Kitties in the study were given access to small, medium and extra large size litter boxes. As you might guess, the cats preferred the largest size boxes and used them more frequently than the smaller ones.
Many cat parents have had great success eliminating litter box aversion by switching to the largest box they can find. Rubbermaid makes an extra large litter box. You can also find other brands of large boxes at pet specialty stores.
Another option is to create your own large litter box.
Another very important factor to consider is the number of litter boxes vs. the number of cats in your household. If you have a kitty that is soiling your house, you need to make sure you have at least one box per cat and that all boxes are kept very clean.
So to review – you must remember your cat is an individual with her own litter box preferences. If you have more than one feline in your home, each will have his or her own inclinations regarding litter box size and location, and the texture, smell and feel of the litter.
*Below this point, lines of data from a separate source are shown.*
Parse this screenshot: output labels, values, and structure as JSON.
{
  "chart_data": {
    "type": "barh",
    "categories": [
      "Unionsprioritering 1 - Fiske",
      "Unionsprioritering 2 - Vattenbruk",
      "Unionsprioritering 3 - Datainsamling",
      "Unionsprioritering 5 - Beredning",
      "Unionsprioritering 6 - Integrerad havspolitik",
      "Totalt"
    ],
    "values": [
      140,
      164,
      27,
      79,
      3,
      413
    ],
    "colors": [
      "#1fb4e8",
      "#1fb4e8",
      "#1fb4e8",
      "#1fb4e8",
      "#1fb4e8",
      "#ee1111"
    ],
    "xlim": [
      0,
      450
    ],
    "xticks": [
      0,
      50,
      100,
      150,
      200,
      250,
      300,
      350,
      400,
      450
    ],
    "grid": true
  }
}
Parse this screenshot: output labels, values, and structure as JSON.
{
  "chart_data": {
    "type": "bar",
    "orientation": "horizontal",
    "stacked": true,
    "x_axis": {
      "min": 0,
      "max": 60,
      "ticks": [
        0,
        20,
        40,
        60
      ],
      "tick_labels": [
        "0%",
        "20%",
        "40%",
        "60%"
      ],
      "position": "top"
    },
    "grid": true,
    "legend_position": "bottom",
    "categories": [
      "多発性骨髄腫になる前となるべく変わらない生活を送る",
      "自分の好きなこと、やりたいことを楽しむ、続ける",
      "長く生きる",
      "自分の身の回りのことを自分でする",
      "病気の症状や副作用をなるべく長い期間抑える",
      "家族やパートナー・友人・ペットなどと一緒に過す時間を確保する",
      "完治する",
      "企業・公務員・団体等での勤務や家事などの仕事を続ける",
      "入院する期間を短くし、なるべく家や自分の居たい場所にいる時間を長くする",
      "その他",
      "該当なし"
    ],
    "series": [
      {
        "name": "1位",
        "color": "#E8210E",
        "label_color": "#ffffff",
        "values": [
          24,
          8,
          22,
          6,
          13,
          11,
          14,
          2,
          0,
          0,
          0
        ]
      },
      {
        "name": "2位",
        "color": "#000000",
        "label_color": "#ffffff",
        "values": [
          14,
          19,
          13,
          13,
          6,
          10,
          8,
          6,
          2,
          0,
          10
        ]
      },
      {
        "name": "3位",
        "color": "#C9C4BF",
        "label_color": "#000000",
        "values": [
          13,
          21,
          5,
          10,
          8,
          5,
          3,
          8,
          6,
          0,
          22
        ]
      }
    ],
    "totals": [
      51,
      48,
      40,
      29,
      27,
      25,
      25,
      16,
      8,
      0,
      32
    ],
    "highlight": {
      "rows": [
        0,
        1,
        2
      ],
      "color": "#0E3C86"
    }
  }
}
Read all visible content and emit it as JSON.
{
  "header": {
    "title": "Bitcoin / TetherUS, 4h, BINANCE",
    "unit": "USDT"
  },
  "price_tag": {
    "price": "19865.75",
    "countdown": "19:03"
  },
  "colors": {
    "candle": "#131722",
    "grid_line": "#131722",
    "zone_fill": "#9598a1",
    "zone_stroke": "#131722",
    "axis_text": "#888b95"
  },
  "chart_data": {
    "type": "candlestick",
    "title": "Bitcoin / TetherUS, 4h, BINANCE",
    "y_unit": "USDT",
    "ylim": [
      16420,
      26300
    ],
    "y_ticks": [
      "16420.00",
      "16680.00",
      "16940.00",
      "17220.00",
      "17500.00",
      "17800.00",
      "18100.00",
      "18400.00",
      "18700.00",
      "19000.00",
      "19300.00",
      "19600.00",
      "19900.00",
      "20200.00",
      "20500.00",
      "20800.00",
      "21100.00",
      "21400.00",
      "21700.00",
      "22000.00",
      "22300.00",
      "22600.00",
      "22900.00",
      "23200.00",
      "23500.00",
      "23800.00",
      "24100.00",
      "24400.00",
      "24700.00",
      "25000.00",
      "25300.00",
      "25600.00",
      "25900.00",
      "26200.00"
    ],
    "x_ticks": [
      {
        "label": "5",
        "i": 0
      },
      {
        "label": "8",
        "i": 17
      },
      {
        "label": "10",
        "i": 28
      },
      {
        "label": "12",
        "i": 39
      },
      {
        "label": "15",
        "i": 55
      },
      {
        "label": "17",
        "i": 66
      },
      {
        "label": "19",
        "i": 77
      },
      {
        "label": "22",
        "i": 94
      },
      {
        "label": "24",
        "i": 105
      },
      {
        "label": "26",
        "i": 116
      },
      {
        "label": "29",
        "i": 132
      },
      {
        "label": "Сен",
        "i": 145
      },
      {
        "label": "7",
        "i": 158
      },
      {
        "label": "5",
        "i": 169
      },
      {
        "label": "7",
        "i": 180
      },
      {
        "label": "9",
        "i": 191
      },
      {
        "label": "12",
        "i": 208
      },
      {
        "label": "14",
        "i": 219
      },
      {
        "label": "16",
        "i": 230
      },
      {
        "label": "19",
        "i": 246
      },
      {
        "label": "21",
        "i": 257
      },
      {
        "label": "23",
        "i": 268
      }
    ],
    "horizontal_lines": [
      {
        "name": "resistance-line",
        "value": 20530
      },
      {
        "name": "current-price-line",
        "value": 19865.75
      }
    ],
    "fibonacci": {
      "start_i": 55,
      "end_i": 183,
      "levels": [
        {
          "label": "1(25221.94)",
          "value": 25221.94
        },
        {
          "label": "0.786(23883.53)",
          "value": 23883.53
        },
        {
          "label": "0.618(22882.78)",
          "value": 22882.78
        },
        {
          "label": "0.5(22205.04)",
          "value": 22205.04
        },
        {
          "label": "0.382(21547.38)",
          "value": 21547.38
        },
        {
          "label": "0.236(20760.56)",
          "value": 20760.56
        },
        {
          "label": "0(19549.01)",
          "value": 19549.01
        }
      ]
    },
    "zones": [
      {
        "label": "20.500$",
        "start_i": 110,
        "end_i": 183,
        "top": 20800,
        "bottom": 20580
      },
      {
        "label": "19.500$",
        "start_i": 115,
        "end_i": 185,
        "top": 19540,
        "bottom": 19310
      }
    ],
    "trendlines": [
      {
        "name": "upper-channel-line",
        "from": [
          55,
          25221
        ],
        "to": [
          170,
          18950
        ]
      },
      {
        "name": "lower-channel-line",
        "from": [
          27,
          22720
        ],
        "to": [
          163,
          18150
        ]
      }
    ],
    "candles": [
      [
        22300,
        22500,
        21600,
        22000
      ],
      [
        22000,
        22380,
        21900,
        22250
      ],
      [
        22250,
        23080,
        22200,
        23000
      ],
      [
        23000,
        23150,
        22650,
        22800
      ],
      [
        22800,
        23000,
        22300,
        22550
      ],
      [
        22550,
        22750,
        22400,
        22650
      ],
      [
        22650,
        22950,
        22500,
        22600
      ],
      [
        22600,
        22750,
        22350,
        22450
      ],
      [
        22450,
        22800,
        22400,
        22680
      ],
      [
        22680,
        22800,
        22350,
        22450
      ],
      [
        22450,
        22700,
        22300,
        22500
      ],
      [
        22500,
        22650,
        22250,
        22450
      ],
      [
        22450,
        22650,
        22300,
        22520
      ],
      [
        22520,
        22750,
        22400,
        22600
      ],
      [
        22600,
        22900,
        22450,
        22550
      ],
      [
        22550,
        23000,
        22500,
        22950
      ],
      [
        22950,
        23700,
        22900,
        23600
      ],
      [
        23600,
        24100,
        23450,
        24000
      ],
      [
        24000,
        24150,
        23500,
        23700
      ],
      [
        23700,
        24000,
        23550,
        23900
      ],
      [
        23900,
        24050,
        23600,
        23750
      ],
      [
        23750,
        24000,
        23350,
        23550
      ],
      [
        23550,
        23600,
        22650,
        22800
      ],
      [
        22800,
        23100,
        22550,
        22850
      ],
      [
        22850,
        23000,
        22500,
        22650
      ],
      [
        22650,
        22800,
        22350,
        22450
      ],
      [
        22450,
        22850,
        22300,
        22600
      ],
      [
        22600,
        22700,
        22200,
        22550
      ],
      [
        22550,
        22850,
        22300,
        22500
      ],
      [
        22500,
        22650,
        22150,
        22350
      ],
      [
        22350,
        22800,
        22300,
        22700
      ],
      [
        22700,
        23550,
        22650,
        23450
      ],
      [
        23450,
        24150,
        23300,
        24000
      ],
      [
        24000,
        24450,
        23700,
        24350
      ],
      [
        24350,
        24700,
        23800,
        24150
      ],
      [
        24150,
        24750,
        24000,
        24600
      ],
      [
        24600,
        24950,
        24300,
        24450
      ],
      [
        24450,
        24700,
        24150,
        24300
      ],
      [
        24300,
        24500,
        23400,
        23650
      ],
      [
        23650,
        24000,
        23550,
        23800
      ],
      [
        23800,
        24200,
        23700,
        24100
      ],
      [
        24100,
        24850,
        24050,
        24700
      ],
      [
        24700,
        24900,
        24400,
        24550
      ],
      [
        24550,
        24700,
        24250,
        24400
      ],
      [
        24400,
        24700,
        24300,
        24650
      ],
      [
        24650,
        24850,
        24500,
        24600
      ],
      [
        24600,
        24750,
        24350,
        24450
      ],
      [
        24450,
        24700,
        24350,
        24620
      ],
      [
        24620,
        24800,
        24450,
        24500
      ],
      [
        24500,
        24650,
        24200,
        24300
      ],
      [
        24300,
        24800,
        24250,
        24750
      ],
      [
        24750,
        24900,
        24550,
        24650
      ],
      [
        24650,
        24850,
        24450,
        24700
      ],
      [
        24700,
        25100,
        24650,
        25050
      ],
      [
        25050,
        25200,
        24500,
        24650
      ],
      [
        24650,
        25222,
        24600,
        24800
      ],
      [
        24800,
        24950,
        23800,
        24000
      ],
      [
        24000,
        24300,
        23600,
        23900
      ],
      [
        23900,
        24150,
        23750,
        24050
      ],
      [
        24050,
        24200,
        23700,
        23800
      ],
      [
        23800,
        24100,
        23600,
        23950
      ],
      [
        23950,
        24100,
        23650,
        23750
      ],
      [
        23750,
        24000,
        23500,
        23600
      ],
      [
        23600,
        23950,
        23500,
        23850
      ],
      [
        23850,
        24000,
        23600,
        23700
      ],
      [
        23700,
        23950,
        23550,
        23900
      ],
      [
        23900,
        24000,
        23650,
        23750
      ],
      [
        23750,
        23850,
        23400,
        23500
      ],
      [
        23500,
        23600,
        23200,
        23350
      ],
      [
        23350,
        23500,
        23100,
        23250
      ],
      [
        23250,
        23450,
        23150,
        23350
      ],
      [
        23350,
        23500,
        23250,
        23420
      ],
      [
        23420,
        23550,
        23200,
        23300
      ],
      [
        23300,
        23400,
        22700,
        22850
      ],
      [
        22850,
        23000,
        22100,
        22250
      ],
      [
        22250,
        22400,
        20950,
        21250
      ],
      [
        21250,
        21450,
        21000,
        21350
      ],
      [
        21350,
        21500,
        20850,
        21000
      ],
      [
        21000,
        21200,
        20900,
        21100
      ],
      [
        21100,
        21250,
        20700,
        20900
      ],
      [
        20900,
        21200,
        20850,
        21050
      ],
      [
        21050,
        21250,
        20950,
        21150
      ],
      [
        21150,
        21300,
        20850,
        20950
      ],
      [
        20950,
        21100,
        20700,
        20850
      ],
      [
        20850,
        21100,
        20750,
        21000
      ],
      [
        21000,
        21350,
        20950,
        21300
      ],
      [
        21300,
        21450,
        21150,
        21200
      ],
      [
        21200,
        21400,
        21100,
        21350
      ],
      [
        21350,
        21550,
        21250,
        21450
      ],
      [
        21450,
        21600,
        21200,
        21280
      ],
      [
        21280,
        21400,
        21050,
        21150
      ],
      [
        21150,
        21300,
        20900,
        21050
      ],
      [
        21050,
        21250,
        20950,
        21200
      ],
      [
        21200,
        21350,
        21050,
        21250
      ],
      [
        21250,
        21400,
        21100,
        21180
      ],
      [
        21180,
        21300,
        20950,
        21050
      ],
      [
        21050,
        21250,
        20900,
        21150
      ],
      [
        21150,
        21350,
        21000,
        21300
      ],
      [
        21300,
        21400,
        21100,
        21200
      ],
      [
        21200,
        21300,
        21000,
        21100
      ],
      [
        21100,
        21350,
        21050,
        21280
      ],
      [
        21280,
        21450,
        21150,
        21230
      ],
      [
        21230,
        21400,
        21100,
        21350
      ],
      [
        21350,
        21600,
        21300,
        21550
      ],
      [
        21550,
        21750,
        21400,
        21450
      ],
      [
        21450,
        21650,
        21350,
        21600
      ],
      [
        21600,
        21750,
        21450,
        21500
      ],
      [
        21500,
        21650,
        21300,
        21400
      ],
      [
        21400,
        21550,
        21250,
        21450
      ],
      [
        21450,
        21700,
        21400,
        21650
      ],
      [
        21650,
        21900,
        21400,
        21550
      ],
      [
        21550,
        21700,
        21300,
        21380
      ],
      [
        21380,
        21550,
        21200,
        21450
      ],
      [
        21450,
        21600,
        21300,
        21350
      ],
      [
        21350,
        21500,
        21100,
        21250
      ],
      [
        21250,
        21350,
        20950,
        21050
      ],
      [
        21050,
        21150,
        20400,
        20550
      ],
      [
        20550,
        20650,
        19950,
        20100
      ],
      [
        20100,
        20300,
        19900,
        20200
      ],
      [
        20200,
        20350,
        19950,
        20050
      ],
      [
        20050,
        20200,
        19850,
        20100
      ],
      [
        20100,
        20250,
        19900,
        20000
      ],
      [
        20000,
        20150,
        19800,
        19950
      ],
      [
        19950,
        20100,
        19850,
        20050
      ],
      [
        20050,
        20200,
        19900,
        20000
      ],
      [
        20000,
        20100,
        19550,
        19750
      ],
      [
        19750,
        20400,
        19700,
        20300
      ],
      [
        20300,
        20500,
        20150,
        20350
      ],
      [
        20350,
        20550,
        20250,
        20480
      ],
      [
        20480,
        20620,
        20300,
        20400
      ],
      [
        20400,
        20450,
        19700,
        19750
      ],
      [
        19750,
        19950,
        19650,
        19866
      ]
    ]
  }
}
If you’re having problems with a kitty that is urinating inappropriately, I recommend you provide several litter boxes representing a variety of options (different sizes, placement, type of litter) so you can determine what your wayward feline prefers. This is also a good idea if you bring a new cat or kitten into your family.
The small additional expense and trouble caused by trying out different options will be well worth it to solve litter box aversion problems and prevent future or potential house soiling.
As a general rule, I recommend unscented clumping litter with no odor control additives and as large a litter pan as you can find. However, your kitty might prefer otherwise and you should follow his lead.
Regardless of what type of box and litter you decide on, the most important feature for your kitty will be the cleanliness of the box. It’s crucial that you keep all litter boxes fastidiously clean to encourage your cat to use them without fail.
Think about your own reaction when you’re forced to use a dirty restroom. Now imagine how it would feel to have no choice but to use that dirty restroom every day. Eventually, you’d find an alternative – right? Another bathroom in your home perhaps, or the locker room at the gym, or maybe the restroom at the coffee shop on the corner.
Same principle applies to the feline members of your family. If you take the time to discover your cat’s toileting preferences and you keep her "bathroom" very clean, you can prevent or eliminate most if not all litter box aversion problems.